Personal information
- Date of birth: 12 August 1997 (age 28)
- Place of birth: Mönchengladbach, Germany
- Height: 1.84 m (6 ft 0 in)
- Position: Midfielder

Team information
- Current team: SSVg Velbert
- Number: 23

Youth career
- 2010–2014: Borussia Mönchengladbach
- 2014–2016: 1. FC Mönchengladbach

College career
- Years: Team / Apps / (Gls)
- 2016–2019: UNLV Rebels / 79 / (25)

Senior career*
- Years: Team / Apps / (Gls)
- 2016: 1. FC Mönchengladbach / 6 / (2)
- 2017: OKC Energy U23 / 5 / (2)
- 2020: Rio Grande Valley FC / 4 / (0)
- 2021–2022: SV Straelen / 39 / (2)
- 2022–: SSVg Velbert / 111 / (12)

= Timo Mehlich =

German footballer

Timo Mehlich (born 12 August 1997) is a German footballer who plays as a midfielder for SSVg Velbert.

== Career ==
=== Youth ===
Mehlich began playing with the Borussia Mönchengladbach academy in 2010, where he stayed until 2014. After being released from the Borussia academy, Melich joined Oberliga Niederrhein side 1. FC Mönchengladbach.
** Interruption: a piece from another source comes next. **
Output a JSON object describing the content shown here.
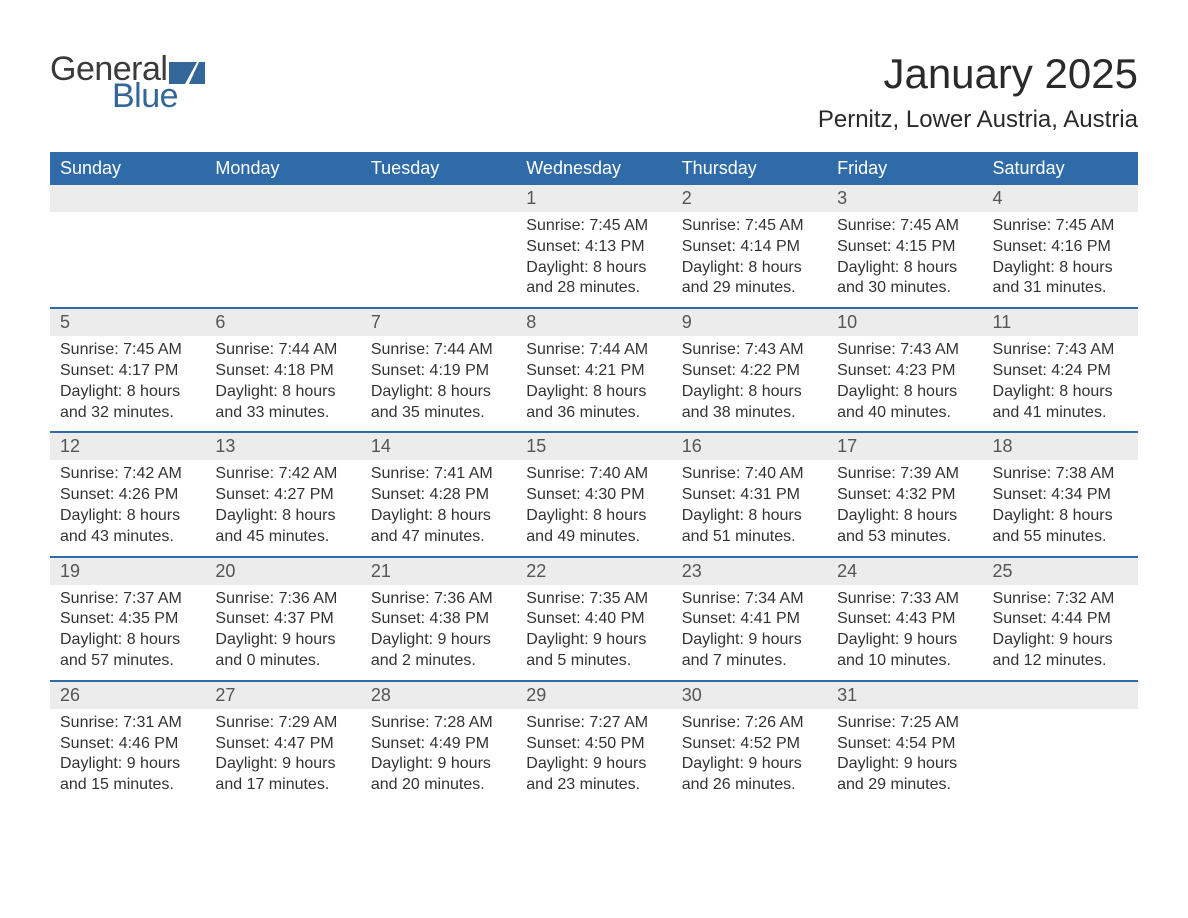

Whilst with the team, he made six first team appearances, scoring two goals and tallying two assists.

=== College & PDL===
In 2016, Mehlich moved to the United States to play college soccer at the University of Nevada, Las Vegas, where he played for four years.

While at college, Mehlich also appeared for USL PDL side OKC Energy U23 during their 2017 season.

=== Professional ===
On 9 January 2020, Mehlich was selected 52nd overall in the 2020 MLS SuperDraft by Seattle Sounders FC. However, he instead opted to join USL Championship side Rio Grande Valley FC on 11 January 2020.

He made his professional debut on 8 March 2020, starting in a 5–1 loss to LA Galaxy II.

On 5 January 2021, Mehlich joined Regionalliga West side SV Straelen.